Personally, I did not become nationally certified for the money. I did it because I figured I was as good of a teacher as those around me who had become certified. The only thing that I cared about when it came to the money was that I got back the amount I paid into the process. Like many accomplishments in my life, I became nationally certified just to say I did it.

There are others like me who teach because they love what they do and they love the kids. Many others. We have gone through heavy-handed school reform. We have gone through countless hours of training and retraining, sometimes on subjects which are merely to cover somebody’s backside. We have gone through periods of harsh criticism and intense scrutiny. We have gone through budget cuts and broken promises, sometimes to the point where we wonder if anybody values what we do. And through it all, we still teach.
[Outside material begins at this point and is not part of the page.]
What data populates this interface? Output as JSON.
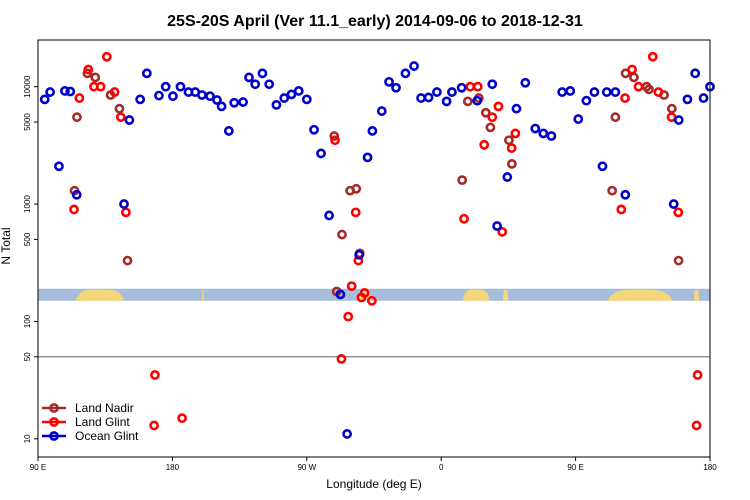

Contrary to what most of us reply when asked, we do not teach either general or specific subject matter. Rather, we teach children and young adults. We teach them how to read and write and do arithmetic. We teach them how to learn. We teach them how to follow and how to lead. We teach them how to be responsible citizens of our country and of our world.

When the legislature steals the money due to educators, they really are stealing from everybody. They are taking away opportunities from the students to have more individual class time with teachers because class sizes increase. They are taking potential teachers away from the pool of committed individuals who might choose education as a profession except for the broken promises and uncertain funding. They are taking trust from the taxpayers who believe that the schools are just not using their money wisely. And they are taking qualified applicants away from employers who wonder why it seems kids do not want to work anymore.

It is interesting to me that in many industries, money is thrown at problems which might or might not go away with the spending. But in educational funding, no penny is sacred. Even if it was put into law. Back in the early 1970s, a billboard in Seattle read, “Will the last person leaving SEATTLE – Turn out the lights.” With the legislature proposing to steal from not just teachers, but all of education, I wonder if somebody might post a billboard that says, “Will the last person leaving the schools, please turn out the lights?” Then again, who would there be who could read it?

If the legislature is poised to steal from me, teachers, and indeed all of education, who are they poised to steal from next?